A preconditioner for the grad-div stabilized equal-order finite elements discretizations of the Oseen problem

TL;DR

This paper introduces a new block triangular preconditioner for grad-div stabilized equal-order finite element discretizations of the Oseen problem, improving solver robustness and efficiency across mesh and viscosity variations.

Contribution

It proposes a preconditioner related to the Augmented Lagrangian approach, with a field-of-values analysis showing mesh-independent convergence bounds.

Findings

Preconditioner demonstrates mesh-independent convergence.

Numerical results show robustness against viscosity variations.

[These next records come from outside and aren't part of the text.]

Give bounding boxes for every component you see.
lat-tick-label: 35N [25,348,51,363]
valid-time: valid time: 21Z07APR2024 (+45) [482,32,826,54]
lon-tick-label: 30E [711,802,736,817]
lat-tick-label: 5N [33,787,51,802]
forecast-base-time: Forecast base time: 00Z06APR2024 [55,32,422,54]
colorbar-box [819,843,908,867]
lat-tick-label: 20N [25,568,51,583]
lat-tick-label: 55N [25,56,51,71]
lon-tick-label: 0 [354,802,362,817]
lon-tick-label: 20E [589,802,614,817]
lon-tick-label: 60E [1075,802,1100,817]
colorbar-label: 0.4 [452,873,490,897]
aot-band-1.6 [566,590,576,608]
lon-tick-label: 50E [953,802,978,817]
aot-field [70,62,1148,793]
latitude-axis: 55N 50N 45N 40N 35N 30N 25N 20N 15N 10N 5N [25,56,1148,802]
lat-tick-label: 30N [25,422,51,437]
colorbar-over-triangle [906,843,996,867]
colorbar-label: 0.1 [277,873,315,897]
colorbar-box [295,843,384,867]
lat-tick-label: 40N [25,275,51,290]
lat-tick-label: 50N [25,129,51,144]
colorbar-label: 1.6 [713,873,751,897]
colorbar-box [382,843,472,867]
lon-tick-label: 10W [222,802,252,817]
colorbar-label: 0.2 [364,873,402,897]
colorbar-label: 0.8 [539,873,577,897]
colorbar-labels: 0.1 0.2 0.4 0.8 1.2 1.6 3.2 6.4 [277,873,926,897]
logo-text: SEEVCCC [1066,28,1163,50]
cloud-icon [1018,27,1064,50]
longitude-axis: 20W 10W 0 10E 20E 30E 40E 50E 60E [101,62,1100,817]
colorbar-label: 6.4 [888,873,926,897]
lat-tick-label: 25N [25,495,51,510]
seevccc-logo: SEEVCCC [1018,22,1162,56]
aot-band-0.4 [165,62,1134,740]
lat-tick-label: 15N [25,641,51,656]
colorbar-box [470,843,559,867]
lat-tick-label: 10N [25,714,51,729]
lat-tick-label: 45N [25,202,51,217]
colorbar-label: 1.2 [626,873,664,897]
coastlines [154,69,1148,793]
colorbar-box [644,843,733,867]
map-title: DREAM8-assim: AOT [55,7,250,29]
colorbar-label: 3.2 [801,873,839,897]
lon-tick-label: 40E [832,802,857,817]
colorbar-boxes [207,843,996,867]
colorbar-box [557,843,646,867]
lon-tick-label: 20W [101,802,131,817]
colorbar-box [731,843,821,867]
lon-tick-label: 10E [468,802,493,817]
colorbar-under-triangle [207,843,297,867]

The approach improves solver efficiency for steady Navier-Stokes equations.

Abstract

The paper considers grad-div stabilized equal-order finite elements (FE) methods for the linearized Navier-Stokes equations. A block triangular preconditioner for the resulting system of algebraic equations is proposed which is closely related to the Augmented Lagrangian (AL) preconditioner. A field-of-values analysis of a preconditioned Krylov subspace method shows convergence bounds that are independent of the mesh parameter variation. Numerical studies support the theory and demonstrate the robustness of the approach also with respect to the viscosity parameter variation, as is typical for AL preconditioners when applied to inf-sup stable FE pairs. The numerical experiments also address the accuracy of grad-div stabilized equal-order FE method for the steady state Navier-Stokes equations.